By Rhea Bhammer
The aphorism, ‘the rich get richer and the poor get poorer,’ has never rung truer than in the times of the coronavirus pandemic. While close to 40 million Americans filed for unemployment, the collective wealth of America’s 600-plus billionaire club surpassed a whopping $700 billion during the crisis, according to the Americans for Tax Fairness and the Institute for Policy Studies. Amid the global pandemic, Jeff Bezos, CEO and founder of Amazon, saw his fortune grow by an estimated $48 billion between March to June 2020. As of August, Bezos officially became the first person in the world worth over $200 billion. The question remains, with the stock market plummeting by 37% in March, how did America’s 1% continue getting richer? The answer to this lies in the parallel between the 2007-2008 stock market crash and the economic disorder in the first few months of 2020. While most Americans experienced severe financial losses, a significant proportion of billionaires saw their fortunes flourish. Following the housing market collapse, the median income of the bottom 99% increased by only 0.4%, while the income of America’s top 1% increased astronomically by 31.4%.
Here are two reasons why. For one, the government gave more financial resources to banks and large corporations, creating relief for homeowners by aiding the reduction of interest payments. This meant that homeowners benefited directly from the emergency government aid. Secondly, when the stock market was finally back on its feet, the passing of the Troubled Asset Relief Program under the Obama administration resulted in disproportionate bailout packages, allowing for the affluent to continue making investments and thereby profit, which the working classes were unable to afford the luxury of. This is only further exemplified by a survey conducted by the Federal Reserve in 2019, wherein the results showed that close to 40% of American adults would not be able to afford an emergency expense of $400, cash or otherwise, making investing in the stock market unfeasible. In the housing market crisis, the exceptionally low-interest rates mandated by the Federal Reserve therefore only benefitted the wealthy who already had disposable cash to invest in the first place, further widening the wealth gap. This could be seen in the coronavirus-rooted stock market crash in March when the virus had officially been declared a pandemic, dropping 2,997 points on the Dow — one of the largest point changes in its history. In three months’ time, however, a handful of the world’s wealthiest billionaires saw their fortunes grow by at least half of their existing net worths. This, again, was partly made possible by the Paycheck Protection Program, a $669-billion business loan established by the Federal Government that helped businesses maintain their payroll and retain employees. The PPP loans, too, have an interest rate of 1%, with no collateral required.

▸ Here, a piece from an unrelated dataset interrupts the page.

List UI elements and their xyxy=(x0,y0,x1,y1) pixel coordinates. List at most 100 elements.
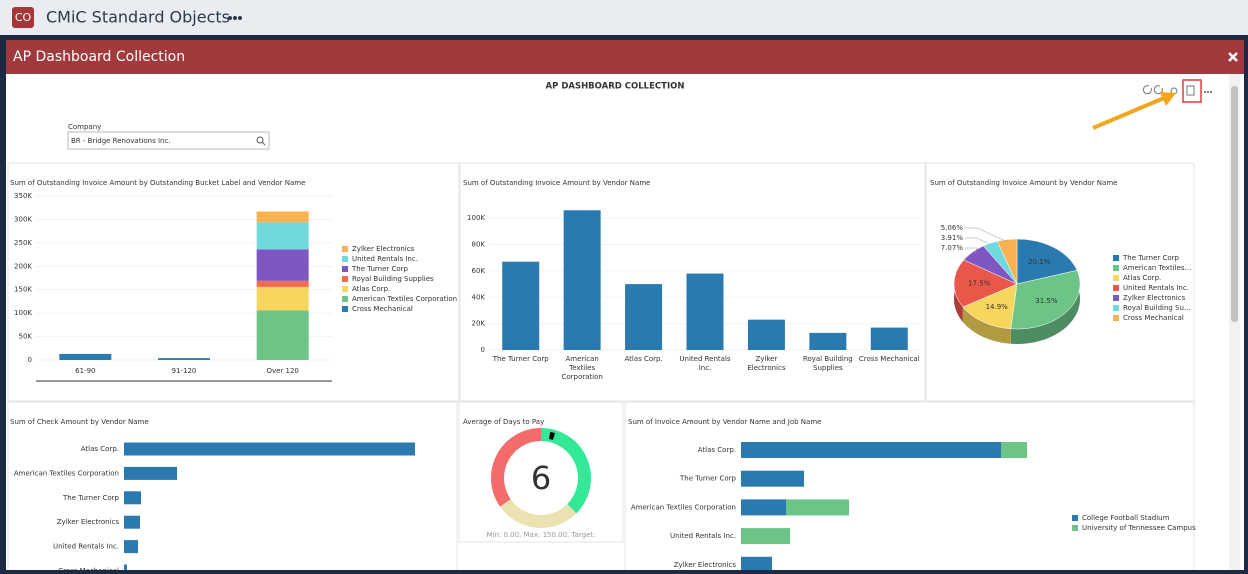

What lets billionaires stay billionaires, then, is government funds combined with their own resources that yield profits. What’s more, is that business-friendly tax laws and IRS loopholes allow for the rich to stay at the top. For example, regulatory filings with the Securities and Exchange Commission revealed that Amazon paid an effective tax rate of only 1.2% on $13.3 billion worth of pre-tax income, contributing a mere $162 million in federal income taxes; this being in 2019, after having paid no federal tax for two years consecutively in 2017 and 2018. If the system responsible for bridging the wealth and income inequality gap acts as its own biggest deterrent, then who is responsible to level the playing field?